Let $\Omega$ be a bounded open of $\mathbb{R}^N$ and consider a sequence
$\{u_j\}$ of harmonic functions in $\Omega$, each one of them continuous
in $\overline{\Omega}$. Suppose that $$\max_{y\in \partial\Omega}|u_j(y)-u_k(y)|\le \frac{1}{j}+\frac{1}{k}, \ k,k=1,2,\cdots$$ Prove that $\{u_j\}$ converges uniformly in $\overline{\Omega}$ for a function $u\in C(\overline{\Omega})$, which is still harmonic in $\Omega$
I'm studying PDEs and the things that I already saw are the weak and strong maximum principle, the representation formula, the mean value property and some other minor things. I'm talking about the maximum principle because I see a maximum there, but it may have nothing to do with it.
This condition remembers me of cauchy sequences, but I don't see anything obvious. I truly don't know how to start, so any hints will be appreciated.
Best Answer
I assume that $\Omega$ is a bounded, connected open set and that $u_k \in C^0(\overline{\Omega})\cap C^2(\Omega)$ for all $k \in \mathbb{N}$. Assume that for all $j, k \in \mathbb{N}$ the inequality \begin{equation} \max_{x \in \partial \Omega} \lvert u_j(x) - u_k(x) \rvert \leq \frac{1}{j} + \frac{1}{k}\, . \quad (1) \end{equation} Step 1. We firts show that $(u_k)_k$ is a Cauchy sequence in $C^0(\overline{\Omega})$. Fix $k, j \in \mathbb{N}$ and set $w = u_j - u_k$. Then $w \in C^0(\overline{\Omega}) \cap C^2(\Omega)$ is harmonic and so the weak maximum principle holds, i.e., \begin{equation} \max_{x \in \overline{\Omega}} \lvert w(x) \rvert = \max_{x \in \partial \Omega} \lvert w(x) \rvert \, . \quad (2) \end{equation} Combining $(1)$ and $(2)$, we find that \begin{equation} \max_{x \in \overline{\Omega}} \lvert u_j(x) - u_k(x) \rvert=\max_{x \in \partial \Omega} \lvert u_j(x) - u_k(x) \rvert \leq \frac{1}{j} + \frac{1}{k} \end{equation} for all $j, k \in \mathbb{N}$. From this we deduce that $(u_k)_k$ is a Cauchy sequence in $C^0(\overline{\Omega})$. As $\Omega$ is bounded, $C^0(\overline{\Omega})$ is a Banach space and hence there exists a function $u \in C^0(\overline{\Omega})$ such that $u_k \to u$ in $C^0(\overline{\Omega})$.

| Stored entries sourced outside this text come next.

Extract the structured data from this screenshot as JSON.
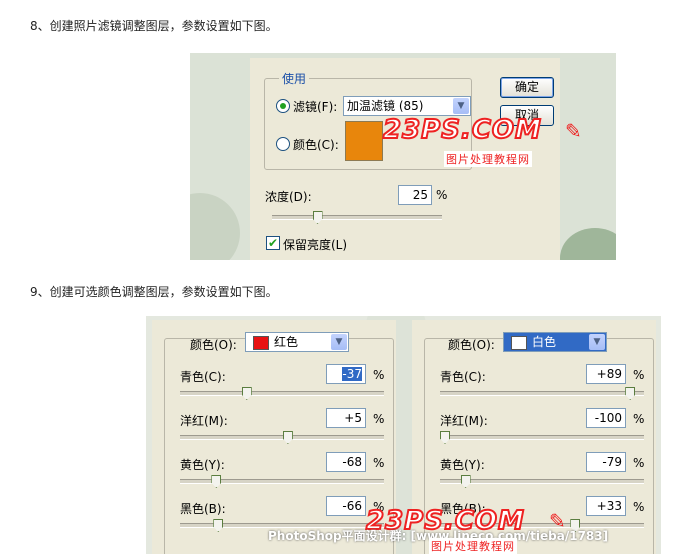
{
  "step8": {
    "text": "8、创建照片滤镜调整图层，参数设置如下图。",
    "group_label": "使用",
    "filter_label": "滤镜(F):",
    "filter_value": "加温滤镜 (85)",
    "color_label": "颜色(C):",
    "ok_label": "确定",
    "cancel_label": "取消",
    "density_label": "浓度(D):",
    "density_value": "25",
    "density_unit": "%",
    "density_level": 25,
    "preserve_label": "保留亮度(L)",
    "preserve_checked": true,
    "swatch_color": "#e8860c"
  },
  "step9": {
    "text": "9、创建可选颜色调整图层，参数设置如下图。",
    "left_panel": {
      "color_label": "颜色(O):",
      "color_value": "红色",
      "swatch_color": "#e81212",
      "rows": [
        {
          "label": "青色(C):",
          "value": "-37",
          "unit": "%",
          "level": -37
        },
        {
          "label": "洋红(M):",
          "value": "+5",
          "unit": "%",
          "level": 5
        },
        {
          "label": "黄色(Y):",
          "value": "-68",
          "unit": "%",
          "level": -68
        },
        {
          "label": "黑色(B):",
          "value": "-66",
          "unit": "%",
          "level": -66
        }
      ]
    },
    "right_panel": {
      "color_label": "颜色(O):",
      "color_value": "白色",
      "swatch_color": "#ffffff",
      "rows": [
        {
          "label": "青色(C):",
          "value": "+89",
          "unit": "%",
          "level": 89
        },
        {
          "label": "洋红(M):",
          "value": "-100",
          "unit": "%",
          "level": -100
        },
        {
          "label": "黄色(Y):",
          "value": "-79",
          "unit": "%",
          "level": -79
        },
        {
          "label": "黑色(B):",
          "value": "+33",
          "unit": "%",
          "level": 33
        }
      ]
    }
  },
  "watermark": {
    "logo": "23PS.COM",
    "subtitle": "图片处理教程网",
    "footer": "PhotoShop平面设计群: [www.lineco.com/tieba/1783]"
  },
  "colors": {
    "accent_red": "#e22222",
    "dialog_bg": "#ece9d8",
    "legend_blue": "#1a4fa8"
  }
}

Step 2. We use the mean value property to show that the limit $u$ is harmonic. That is, we show that \begin{equation} u(x_0) = \frac{1}{\lvert B_r(x_0) \rvert}\int_{B_r(x_0)} u(y) \, \text{d} y \quad (3) \end{equation} for all $B_r(x_0) \Subset \Omega$. Fix $x_0 \in \Omega$ and $r>0$ such that $B_r(x_0) \Subset \Omega$. For each $u_k$ is harmonic, we find that \begin{align} \bigg\lvert u(x_0) - \frac{1}{\lvert B_r(x_0) \rvert} \int_{B_r(x_0)} u\bigg \rvert &\leq \lvert u(x_0) - u_k(x_0) \rvert + \bigg\lvert u_k(x_0) - \frac{1}{\lvert B_r(x_0) \rvert} \int_{B_r(x_0)} u \bigg\rvert \\ & \leq \max_{x \in \overline{\Omega}} \lvert u(x) - u_k(x)\rvert + \frac{1}{\lvert B_r(x_0) \rvert} \int_{B_r(x_0)} \lvert u_k - u \rvert \\ & \leq 2 \max_{x \in \overline{\Omega}} \lvert u(x) - u_k(x) \rvert \, . \quad (4) \end{align} As $u_k \to u$ in $C^0(\overline{\Omega})$, we can send $k \to \infty$ in $(4)$ and obtain $(3)$. This proves the claim.